GYA Mona Hassan checks out a student’s work

He said: “Governments alone cannot crack the problem – we need businesses as well, and not only to provide education. We need to think about buildings, about transport.”

Of course, we asked the former diplomat about his passion for this cause, and he replied: “For me, particularly here in the Middle East, the education effort is unfinished business. 

“I was ambassador here for four years and was part of the failed diplomacy to stop the war in Syria.  I feel passionately that millions of Syrian children should not pay the price for diplomatic failure, for political failure. Teaching is also in my DNA – my family were all teachers.’

Back to school for Tom as he listens to the lesson

He admitted that before joining the Foreign Office he started his career as a teacher. “I was not very good at that so I became a diplomat’, he quipped.

Mr Fletcher is busy meanwhile on many levels of his life. He returned to complete his studies in addition of being a professor in University of New York and in The Democratic Academy. 

He has also written a book entitled Naked Diplomacy. But the most important project that he’s involved in, according to him, is working with Theirworld and GBC-Education on getting one million Syrian refugee children back into school.

Tom Fletcher visit to Mtein School in Lebanon picture by A World at School/Tabitha Ross

Tom Fletcher is presented with drawings by the children of safe schools. Read more here about what A World at School is doing with these drawings.

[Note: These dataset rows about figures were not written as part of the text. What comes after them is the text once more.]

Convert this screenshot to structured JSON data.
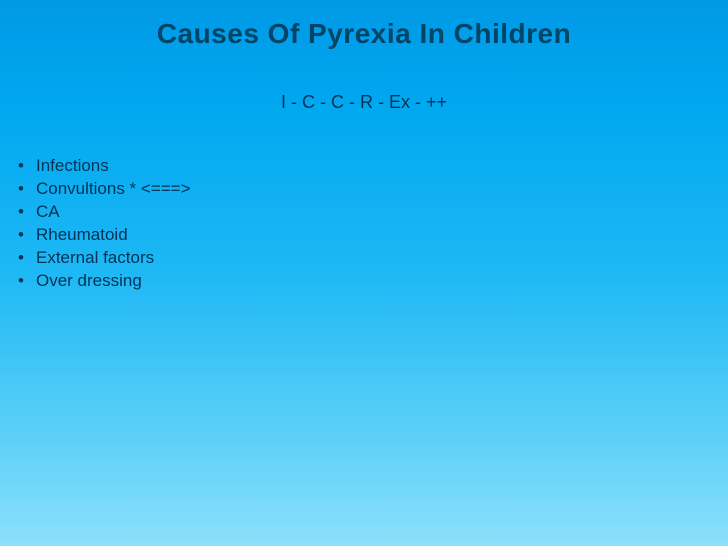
{
  "slide": {
    "title": "Causes Of Pyrexia In Children",
    "subtitle": "I - C - C - R - Ex - ++",
    "items": [
      "Infections",
      "Convultions  * <===>",
      "CA",
      "Rheumatoid",
      "External factors",
      "Over dressing"
    ],
    "styling": {
      "background_gradient_top": "#0099e6",
      "background_gradient_bottom": "#8ce0fa",
      "title_color": "#004466",
      "text_color": "#003355",
      "title_fontsize": 28,
      "subtitle_fontsize": 18,
      "list_fontsize": 17,
      "font_family": "Verdana"
    }
  }
}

As for his visit to Lebanon, he talked about how special the country is to him, how at home he felt here and how he cried all the way from Beirut to Paris when he left. 

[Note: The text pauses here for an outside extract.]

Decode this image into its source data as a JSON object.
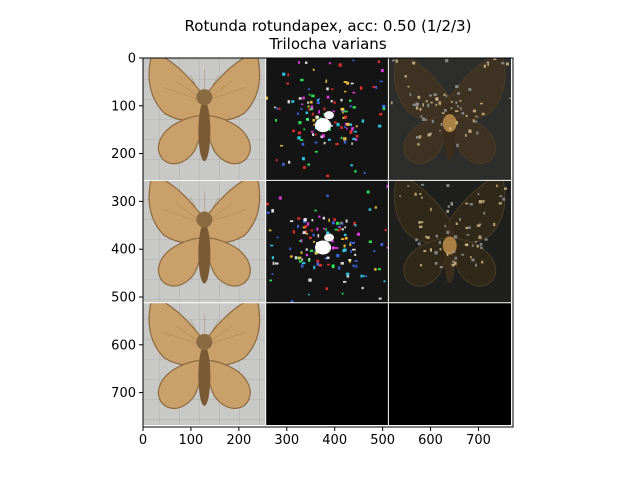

And what’s the first thing he wanted to do upon his return? Eat hummus with meat and drink a glass of Lebanese wine.

Tom Fletcher is keenly aware that education is a key right for all children in the world and a key factor affecting their lives and futures. 

A student drinks the free milk provided as part of the Theirworld meals programme to keep children in school

He came back to this country that has been so special for him for the first time and perhaps will return again soon, in order to make an impact on this cause through his status and position. 

What we actually hope is that more influential figures will use their positions to support this important cause of education.